BRIAN KENNY : Mm-hmm.

JEFFREY RAYPORT : Cela vous amène à la qualité humaine, et je voulais partager avec vous l'une de mes statistiques préférées de l'affaire.

BRIAN KENNY : Bien sûr.

JEFFREY RAYPORT : Je vais lire ceci, Brian, si tu me pardonnes ?

BRIAN KENNY : S'il vous plaît.

JEFFREY RAYPORT : J’adore le fait qu’on puisse acheter sur Chewy les croquettes pour chiens Nestlé Purina Beneful au vrai bœuf. 15 livres, 11,39 $. Prix au kilo, d’après mes calculs, ce sont des statistiques et des analyses de haut niveau qui vous sont fournies par Harvard, pas par le MIT.

BRIAN KENNY : C'est vrai.

JEFFREY RAYPORT : 73 cents la livre. Vous pouvez aussi acheter la nourriture lyophilisée sans céréales pour chien K9 Natural's Beef Festin, en paquet de 3,6 kg, pour 195,99 $. D'après mes calculs, appelons ça de l'arithmétique, ça fait environ 24,5 $ la livre. Je ne sais pas pour vous, mais je ne trouve pas beaucoup de viande à 25 $ la livre chez Whole Foods, alors…

BRIAN KENNY : Un steak d'entrecôte, je pense que c'est à peu près la même chose.

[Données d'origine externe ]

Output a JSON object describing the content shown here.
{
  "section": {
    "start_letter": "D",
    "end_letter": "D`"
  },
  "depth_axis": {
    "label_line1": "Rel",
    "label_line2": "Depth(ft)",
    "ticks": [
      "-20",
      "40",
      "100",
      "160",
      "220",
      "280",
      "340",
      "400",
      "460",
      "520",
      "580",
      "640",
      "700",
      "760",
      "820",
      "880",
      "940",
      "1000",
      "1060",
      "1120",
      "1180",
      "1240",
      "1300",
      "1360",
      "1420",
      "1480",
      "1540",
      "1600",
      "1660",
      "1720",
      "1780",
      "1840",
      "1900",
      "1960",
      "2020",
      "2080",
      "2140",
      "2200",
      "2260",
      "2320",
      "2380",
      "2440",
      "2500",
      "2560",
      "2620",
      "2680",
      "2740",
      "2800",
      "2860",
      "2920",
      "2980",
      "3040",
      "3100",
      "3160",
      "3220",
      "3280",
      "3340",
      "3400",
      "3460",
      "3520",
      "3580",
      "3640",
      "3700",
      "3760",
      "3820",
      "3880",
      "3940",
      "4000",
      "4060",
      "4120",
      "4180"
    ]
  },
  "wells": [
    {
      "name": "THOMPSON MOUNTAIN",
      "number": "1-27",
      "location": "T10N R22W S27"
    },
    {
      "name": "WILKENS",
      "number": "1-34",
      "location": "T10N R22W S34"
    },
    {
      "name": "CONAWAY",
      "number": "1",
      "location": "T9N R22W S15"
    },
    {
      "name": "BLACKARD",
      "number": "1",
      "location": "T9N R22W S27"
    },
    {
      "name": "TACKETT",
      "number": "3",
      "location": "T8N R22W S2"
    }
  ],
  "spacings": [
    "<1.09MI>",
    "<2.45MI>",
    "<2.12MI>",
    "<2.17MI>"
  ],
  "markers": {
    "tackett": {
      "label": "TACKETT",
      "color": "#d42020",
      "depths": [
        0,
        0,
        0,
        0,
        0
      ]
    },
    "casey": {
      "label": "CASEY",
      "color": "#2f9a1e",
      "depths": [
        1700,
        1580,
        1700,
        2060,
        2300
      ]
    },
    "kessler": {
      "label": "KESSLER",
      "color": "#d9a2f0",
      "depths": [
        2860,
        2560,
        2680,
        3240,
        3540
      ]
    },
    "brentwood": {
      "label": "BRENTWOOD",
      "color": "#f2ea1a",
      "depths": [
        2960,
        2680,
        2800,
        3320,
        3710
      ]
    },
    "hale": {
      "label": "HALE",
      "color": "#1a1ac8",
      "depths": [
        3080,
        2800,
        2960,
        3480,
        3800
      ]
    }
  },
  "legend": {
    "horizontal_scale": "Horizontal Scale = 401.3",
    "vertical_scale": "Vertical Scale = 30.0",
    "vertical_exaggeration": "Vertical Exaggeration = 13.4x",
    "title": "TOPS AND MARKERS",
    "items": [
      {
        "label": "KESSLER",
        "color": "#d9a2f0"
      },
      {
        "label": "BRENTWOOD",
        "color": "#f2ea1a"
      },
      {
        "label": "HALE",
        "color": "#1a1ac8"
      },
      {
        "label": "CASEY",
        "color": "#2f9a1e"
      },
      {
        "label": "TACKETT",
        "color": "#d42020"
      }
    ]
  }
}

JEFFREY RAYPORT : On ne peut pas dépenser autant d’argent pour l’alimentation humaine. L’important, c’est que nous avons fait quelque chose de très significatif pour changer les choses ces dix dernières années, tant pour le client que pour le produit. D’où le profil économique de l’entreprise : avec des prix plus élevés, la marge brute augmente, et tout à coup, on peut peut-être bâtir une entreprise rentable.

BRIAN KENNY : Hmm. Nous n'avons pas vraiment parlé des grandes surfaces avec lesquelles Chewy travaille. Ce sont des endroits où l'on peut entrer et où tous les produits sont sous nos yeux. À quoi ressemble le paysage concurrentiel lorsqu'on les intègre à la concurrence ?

JEFFREY RAYPORT : En fait, ils se sont partagé le marché avec le réseau de distribution alimentaire d'Amazon. Comme je l'ai dit, il existe de très nombreux magasins indépendants, mais hélas, l'impact des grandes surfaces sur le commerce en ligne a fait que les indépendants, qui représentent 60 % des magasins, pour être précis, ne représentent que 4 % du chiffre d'affaires du secteur. Le secteur est donc aux mains des géants. Chewy se battait ainsi contre « non seulement Amazon et les distributeurs alimentaires, mais aussi, comme vous le dites, contre ces chaînes très bien établies qui comptaient chacune entre 1 100 et 1 200 magasins aux États-Unis à l'époque et des milliards de dollars de chiffre d'affaires. »

BRIAN KENNY : Oui. Les fournitures et la nourriture pour animaux n'étaient pas la première idée de ces associés lorsqu'ils ont démarré leur entreprise. Ils allaient se lancer dans la bijouterie, ce qui est évidemment très différent. Comment ont-ils commencé là-bas et comment ont-ils abouti à la vente de fournitures pour animaux ?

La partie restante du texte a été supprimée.